Quindi un amore incondizionato, non frenato, limitato, condizionato, orientato dalla condizione di vita delle persone, dalla loro appartenenza culturale e religiosa; non rispondente ai loro meriti; non rifiutato per i loro errori e demeriti. Troppo spesso nella storia della Chiesa in nome di un generico amore di Dio si sono escluse le persone diverse, sacralizzando l'esclusione: appartenenti a determinate ideologie e partiti politici; anticlericali e atei, più di qualche volta per il rifiuto al Dio proposto, contrario anche al Dio di Gesù di Nazaret; eretiche; omosessuali e altre ancora; per non ricordare i secoli delle conquiste e del colonialismo, nei quali pur "predicando" l'amore di Dio si consideravano inferiori gli indios e i neri, si opprimevano, derubavano, convertivano e anche si sterminavano. L'amore di Dio è per tutti, senza differenze o distinzioni. Se noi impariamo dall'amore del Dio di Gesù siamo chiamati a nutrirne la profondità e a viverne la concretezza nelle relazioni con le persone con cui più da vicino condividiamo la nostra vita, a tutte le altre che incontriamo, a tutta l'umanità che compone la famiglia planetaria.
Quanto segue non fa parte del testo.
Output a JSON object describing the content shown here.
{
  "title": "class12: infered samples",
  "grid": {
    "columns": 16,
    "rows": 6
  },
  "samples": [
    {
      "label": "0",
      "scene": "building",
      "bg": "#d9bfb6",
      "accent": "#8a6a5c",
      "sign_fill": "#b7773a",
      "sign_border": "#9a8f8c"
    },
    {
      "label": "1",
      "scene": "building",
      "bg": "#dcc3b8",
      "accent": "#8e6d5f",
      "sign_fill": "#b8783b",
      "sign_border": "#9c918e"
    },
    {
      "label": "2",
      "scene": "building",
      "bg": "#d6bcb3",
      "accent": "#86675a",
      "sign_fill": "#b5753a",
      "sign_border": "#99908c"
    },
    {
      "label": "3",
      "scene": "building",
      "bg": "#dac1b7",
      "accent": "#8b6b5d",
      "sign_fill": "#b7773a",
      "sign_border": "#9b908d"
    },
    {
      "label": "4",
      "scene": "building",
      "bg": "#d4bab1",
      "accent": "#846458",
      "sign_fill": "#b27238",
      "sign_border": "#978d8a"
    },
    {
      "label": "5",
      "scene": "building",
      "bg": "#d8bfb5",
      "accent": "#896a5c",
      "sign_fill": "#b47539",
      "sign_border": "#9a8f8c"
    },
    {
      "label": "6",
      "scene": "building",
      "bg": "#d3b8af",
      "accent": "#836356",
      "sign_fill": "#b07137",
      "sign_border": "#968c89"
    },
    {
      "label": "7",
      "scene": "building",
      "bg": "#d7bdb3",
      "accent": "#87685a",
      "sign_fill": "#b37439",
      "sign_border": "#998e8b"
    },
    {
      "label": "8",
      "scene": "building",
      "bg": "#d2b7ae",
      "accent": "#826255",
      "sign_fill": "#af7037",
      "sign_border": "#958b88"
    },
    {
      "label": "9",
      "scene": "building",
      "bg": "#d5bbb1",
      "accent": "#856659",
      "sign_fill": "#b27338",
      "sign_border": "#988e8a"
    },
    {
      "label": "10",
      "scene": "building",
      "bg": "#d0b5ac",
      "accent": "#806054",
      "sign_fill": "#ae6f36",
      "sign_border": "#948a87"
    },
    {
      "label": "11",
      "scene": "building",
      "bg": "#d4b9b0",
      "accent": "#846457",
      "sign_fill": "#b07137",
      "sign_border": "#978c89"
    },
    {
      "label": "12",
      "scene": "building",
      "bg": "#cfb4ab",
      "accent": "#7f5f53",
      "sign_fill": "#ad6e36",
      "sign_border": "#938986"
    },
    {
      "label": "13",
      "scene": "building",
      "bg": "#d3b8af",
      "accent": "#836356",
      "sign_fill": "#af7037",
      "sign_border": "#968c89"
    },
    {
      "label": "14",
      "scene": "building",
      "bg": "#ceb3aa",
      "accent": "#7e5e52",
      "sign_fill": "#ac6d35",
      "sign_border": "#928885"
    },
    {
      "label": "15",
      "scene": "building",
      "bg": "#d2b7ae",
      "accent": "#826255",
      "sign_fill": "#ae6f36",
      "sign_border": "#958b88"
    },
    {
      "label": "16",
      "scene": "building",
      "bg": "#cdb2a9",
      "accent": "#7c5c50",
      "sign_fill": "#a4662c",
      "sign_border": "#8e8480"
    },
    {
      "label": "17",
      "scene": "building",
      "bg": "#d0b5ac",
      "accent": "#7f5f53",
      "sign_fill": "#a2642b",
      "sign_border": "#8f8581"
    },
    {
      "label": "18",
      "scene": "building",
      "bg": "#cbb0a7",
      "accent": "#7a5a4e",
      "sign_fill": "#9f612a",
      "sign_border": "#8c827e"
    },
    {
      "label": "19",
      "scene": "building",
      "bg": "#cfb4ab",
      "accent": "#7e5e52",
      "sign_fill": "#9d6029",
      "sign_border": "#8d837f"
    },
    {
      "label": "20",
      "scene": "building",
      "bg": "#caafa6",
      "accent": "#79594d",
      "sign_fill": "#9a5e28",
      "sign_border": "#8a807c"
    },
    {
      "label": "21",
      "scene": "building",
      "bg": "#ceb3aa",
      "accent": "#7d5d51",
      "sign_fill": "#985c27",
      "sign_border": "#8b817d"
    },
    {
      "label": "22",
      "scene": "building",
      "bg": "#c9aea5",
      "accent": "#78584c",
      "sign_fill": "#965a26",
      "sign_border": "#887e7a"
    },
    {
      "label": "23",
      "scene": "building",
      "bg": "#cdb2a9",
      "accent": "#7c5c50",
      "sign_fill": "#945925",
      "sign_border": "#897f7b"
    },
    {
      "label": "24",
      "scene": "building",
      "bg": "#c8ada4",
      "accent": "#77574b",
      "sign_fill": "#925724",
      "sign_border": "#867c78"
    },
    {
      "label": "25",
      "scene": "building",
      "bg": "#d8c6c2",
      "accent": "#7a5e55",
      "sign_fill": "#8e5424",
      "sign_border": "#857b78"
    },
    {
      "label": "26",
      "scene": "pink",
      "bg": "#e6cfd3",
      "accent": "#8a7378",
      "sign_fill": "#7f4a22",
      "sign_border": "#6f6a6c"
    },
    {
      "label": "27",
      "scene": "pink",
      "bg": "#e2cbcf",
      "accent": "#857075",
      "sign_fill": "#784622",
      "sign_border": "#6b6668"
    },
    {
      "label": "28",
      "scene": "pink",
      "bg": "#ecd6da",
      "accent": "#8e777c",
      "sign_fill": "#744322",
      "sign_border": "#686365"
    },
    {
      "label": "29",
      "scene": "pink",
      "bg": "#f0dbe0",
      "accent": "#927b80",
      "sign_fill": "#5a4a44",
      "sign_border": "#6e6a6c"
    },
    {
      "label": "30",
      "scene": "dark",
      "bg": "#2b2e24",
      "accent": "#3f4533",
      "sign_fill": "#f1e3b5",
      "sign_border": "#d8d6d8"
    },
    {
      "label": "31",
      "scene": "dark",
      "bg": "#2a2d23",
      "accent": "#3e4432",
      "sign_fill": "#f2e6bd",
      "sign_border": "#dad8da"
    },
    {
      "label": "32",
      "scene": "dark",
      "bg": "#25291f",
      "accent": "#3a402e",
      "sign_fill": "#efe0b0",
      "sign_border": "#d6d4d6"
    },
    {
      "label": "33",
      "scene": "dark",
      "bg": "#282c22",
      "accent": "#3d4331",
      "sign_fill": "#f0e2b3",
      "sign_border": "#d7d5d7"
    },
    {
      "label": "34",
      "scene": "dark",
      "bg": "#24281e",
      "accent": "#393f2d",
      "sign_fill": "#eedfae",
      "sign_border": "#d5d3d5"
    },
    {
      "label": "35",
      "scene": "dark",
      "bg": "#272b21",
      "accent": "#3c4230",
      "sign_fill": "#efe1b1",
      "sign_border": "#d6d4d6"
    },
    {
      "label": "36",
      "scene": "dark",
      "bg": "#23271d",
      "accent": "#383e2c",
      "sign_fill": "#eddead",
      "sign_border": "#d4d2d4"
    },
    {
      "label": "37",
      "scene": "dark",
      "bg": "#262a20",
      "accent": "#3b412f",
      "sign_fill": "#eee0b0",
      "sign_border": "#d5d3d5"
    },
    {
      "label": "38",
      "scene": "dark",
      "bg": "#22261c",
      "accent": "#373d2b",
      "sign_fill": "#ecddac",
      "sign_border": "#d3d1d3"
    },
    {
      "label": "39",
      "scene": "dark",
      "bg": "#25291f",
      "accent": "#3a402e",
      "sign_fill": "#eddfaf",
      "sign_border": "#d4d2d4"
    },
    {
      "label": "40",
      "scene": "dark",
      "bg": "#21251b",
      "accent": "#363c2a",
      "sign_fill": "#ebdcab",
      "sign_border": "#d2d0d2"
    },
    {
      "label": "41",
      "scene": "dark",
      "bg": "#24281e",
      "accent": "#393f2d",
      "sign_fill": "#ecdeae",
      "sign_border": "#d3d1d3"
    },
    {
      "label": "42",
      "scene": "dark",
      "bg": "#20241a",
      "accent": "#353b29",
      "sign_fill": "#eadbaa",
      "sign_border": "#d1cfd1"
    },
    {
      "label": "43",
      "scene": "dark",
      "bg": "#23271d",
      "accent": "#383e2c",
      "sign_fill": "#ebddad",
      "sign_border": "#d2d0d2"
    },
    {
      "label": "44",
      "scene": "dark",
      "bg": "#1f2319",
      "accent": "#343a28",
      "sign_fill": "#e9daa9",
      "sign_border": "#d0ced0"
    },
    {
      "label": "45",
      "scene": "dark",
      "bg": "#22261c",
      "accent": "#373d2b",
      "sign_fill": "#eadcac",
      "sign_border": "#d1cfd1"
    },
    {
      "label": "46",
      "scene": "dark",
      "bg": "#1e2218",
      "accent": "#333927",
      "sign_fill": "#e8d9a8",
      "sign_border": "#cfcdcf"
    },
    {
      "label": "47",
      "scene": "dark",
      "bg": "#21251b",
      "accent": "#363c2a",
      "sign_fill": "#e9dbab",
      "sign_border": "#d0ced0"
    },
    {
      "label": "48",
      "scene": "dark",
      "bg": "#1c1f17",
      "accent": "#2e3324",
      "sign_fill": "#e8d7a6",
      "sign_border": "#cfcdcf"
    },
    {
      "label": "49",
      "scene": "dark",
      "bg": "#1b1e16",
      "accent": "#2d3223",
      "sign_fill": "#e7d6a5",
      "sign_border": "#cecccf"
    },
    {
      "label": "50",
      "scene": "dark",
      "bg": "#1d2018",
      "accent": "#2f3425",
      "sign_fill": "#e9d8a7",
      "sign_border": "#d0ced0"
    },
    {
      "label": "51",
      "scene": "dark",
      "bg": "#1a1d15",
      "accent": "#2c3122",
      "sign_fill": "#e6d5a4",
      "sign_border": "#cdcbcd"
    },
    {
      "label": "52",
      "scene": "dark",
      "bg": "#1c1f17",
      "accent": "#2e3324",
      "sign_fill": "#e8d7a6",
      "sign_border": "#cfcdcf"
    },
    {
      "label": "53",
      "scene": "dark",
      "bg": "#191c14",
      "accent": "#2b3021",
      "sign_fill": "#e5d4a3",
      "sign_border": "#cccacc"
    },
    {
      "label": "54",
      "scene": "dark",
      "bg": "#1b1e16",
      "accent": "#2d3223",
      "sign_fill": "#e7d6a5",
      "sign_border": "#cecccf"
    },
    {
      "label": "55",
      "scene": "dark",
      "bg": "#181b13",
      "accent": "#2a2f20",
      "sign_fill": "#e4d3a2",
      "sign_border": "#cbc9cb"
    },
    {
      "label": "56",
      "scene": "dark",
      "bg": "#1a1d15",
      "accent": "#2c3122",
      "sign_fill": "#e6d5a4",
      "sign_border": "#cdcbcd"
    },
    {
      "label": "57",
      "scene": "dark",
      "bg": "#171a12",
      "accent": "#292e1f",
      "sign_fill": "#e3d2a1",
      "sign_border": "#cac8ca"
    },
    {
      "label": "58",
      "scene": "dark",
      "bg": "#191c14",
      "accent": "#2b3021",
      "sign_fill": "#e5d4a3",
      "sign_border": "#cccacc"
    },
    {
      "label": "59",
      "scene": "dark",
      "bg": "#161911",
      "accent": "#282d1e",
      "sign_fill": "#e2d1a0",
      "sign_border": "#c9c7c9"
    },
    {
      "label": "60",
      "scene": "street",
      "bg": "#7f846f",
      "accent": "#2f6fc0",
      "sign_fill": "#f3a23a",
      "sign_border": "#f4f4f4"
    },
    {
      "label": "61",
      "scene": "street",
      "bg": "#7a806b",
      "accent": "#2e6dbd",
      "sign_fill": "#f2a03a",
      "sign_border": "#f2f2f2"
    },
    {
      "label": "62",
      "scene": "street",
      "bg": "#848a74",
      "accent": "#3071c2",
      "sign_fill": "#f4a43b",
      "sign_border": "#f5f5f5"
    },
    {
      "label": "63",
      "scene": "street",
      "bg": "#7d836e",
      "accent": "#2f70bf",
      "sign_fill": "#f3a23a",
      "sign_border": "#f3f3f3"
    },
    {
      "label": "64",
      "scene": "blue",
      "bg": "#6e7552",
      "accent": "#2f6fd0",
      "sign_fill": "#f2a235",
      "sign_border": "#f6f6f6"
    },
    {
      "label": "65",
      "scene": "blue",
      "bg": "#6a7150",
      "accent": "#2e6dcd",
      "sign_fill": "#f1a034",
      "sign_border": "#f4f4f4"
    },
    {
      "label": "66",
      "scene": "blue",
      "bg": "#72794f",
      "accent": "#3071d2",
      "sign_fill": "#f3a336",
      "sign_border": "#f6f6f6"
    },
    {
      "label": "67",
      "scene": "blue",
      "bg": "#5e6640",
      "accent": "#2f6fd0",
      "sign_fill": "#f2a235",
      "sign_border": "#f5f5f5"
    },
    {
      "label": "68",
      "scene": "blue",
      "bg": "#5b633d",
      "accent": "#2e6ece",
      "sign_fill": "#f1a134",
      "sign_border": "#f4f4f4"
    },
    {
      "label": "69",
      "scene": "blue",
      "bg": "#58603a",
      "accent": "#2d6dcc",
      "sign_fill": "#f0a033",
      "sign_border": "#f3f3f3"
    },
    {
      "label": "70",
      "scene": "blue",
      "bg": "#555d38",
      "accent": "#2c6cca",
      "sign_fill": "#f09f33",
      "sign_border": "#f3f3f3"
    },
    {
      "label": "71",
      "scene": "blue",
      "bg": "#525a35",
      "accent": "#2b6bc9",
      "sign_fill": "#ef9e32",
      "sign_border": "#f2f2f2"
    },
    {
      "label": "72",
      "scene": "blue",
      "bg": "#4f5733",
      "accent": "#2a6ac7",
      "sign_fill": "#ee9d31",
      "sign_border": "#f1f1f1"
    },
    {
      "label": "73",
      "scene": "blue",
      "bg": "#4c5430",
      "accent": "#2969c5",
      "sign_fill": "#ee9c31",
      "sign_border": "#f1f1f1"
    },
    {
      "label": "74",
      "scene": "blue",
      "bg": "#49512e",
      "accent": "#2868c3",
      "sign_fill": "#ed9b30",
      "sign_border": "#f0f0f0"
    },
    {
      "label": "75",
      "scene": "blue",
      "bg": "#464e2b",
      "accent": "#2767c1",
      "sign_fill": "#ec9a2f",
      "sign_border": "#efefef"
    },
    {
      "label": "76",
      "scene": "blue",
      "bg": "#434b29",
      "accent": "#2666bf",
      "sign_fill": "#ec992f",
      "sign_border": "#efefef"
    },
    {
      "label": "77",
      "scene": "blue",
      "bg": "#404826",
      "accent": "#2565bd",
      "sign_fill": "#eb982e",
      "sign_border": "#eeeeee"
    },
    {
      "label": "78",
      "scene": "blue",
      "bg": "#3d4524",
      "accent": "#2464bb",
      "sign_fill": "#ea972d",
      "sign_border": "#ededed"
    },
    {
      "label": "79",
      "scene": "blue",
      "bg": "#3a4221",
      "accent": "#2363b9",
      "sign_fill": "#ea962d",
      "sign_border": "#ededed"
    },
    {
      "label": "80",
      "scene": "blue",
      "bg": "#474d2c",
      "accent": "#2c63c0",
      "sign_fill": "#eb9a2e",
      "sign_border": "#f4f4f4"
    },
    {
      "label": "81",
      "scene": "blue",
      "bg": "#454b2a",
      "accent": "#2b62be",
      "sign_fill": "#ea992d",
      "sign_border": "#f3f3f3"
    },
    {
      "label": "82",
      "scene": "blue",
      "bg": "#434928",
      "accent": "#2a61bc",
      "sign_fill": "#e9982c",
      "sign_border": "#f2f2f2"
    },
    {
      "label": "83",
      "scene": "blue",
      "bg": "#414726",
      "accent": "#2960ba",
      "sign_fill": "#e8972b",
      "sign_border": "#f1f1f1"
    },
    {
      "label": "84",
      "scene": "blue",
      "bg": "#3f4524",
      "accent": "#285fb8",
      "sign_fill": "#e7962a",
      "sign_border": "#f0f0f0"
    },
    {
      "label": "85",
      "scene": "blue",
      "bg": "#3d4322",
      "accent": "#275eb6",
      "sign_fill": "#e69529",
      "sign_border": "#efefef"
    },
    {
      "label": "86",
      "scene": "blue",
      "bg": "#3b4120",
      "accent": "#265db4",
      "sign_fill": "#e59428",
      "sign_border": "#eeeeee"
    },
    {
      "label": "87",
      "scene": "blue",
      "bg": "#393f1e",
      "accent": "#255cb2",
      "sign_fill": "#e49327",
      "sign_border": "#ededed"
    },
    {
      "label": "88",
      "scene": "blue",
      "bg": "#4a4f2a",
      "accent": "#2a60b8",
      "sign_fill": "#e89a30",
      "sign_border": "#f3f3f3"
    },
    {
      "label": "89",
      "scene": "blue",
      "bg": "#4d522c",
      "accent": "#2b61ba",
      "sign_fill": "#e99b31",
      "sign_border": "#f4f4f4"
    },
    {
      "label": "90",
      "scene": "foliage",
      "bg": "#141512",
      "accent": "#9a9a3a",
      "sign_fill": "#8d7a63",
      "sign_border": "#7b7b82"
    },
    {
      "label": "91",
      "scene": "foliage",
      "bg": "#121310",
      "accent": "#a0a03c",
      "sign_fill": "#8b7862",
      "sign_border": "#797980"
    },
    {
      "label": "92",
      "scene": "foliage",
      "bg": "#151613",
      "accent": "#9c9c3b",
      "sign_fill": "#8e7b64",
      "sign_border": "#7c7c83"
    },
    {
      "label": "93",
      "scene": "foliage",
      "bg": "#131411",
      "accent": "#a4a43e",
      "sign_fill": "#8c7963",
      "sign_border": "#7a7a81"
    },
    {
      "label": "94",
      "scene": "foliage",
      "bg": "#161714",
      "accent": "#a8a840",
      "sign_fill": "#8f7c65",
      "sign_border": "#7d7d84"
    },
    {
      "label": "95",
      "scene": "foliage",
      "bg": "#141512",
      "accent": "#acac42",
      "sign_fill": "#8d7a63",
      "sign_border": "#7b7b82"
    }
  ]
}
L'amore riguarda le dimensioni più intime e la concretezza dell'impegno quotidiano nel lavoro, dell'accoglienza, nelle istituzioni, nella politica, nella Chiesa che dovrebbe essere un ambito speciale per educarci all'amore, dato che annuncia il Vangelo dell'amore. Fondamentale, in realtà, che lo testimoni con coerenza.